Olhando desta maneira, apenas com os números absolutos do anuário da Antaq, o volume de cargas do Porto de Paranaguá é satisfatório. Mas sabendo o que aconteceu por aqui nos últimos anos, é possível entender por que os números deste ano são os melhores dos últimos tempos.
Desde que foi mudada a gestão na Administração dos Portos de Paranaguá e Antonina (Appa), o interesse econômico e pragmático, visando a melhora constante do porto, foi alterado. Por bom tempo, valeu apenas a visão canhestra, puramente ideológica, que impedia o crescimento por causa de interesses eleitoreiros e políticos. Exemplo claro foi a proibição da soja transgênica, que fez com que o Porto de São Francisco do Sul, em Santa Catarina, recebesse muito mais navios.

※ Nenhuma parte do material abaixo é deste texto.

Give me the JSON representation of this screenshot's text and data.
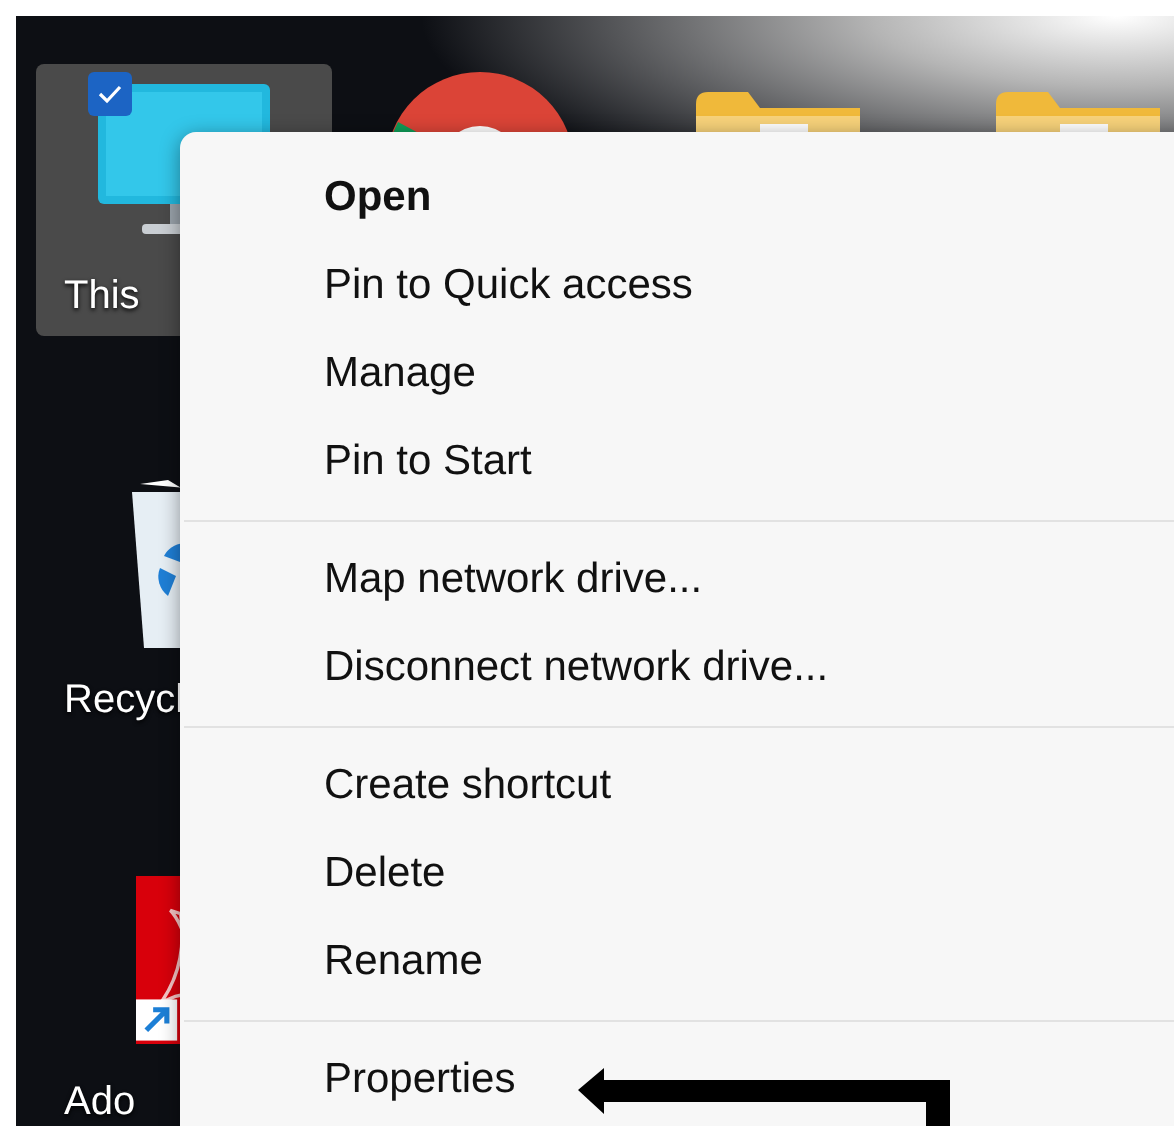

Tomando tal iniciativa, a Appa ficou isolada dentro de um mundo de grande competitividade e rápidas inovações parecido com um governo que, por sinal, controla os Portos de Paranaguá e Antonina. Sofrendo com a queda no volume em anos sucessivos, era natural que os administradores dos portos percebessem o erro que estavam cometendo.
Aí, entra um componente fundamental para compreendermos todos os resultados relativos positivos em setores da economia. O atual estágio de crescimento controlado da economia brasileira está levando, de roldão, todos os setores. É inevitável: se os resultados melhoram, há mais dinheiro no mercado, há mais chance de investimentos, há mais produção, há nova melhora nos resultados.
E a produção industrial e agropecuária registrou aumentos significativos, fazendo os resultados comerciais aumentarem. E os portos evaram vantagem não por sua administração, mas por uma conjuntura macroeconômica favorável.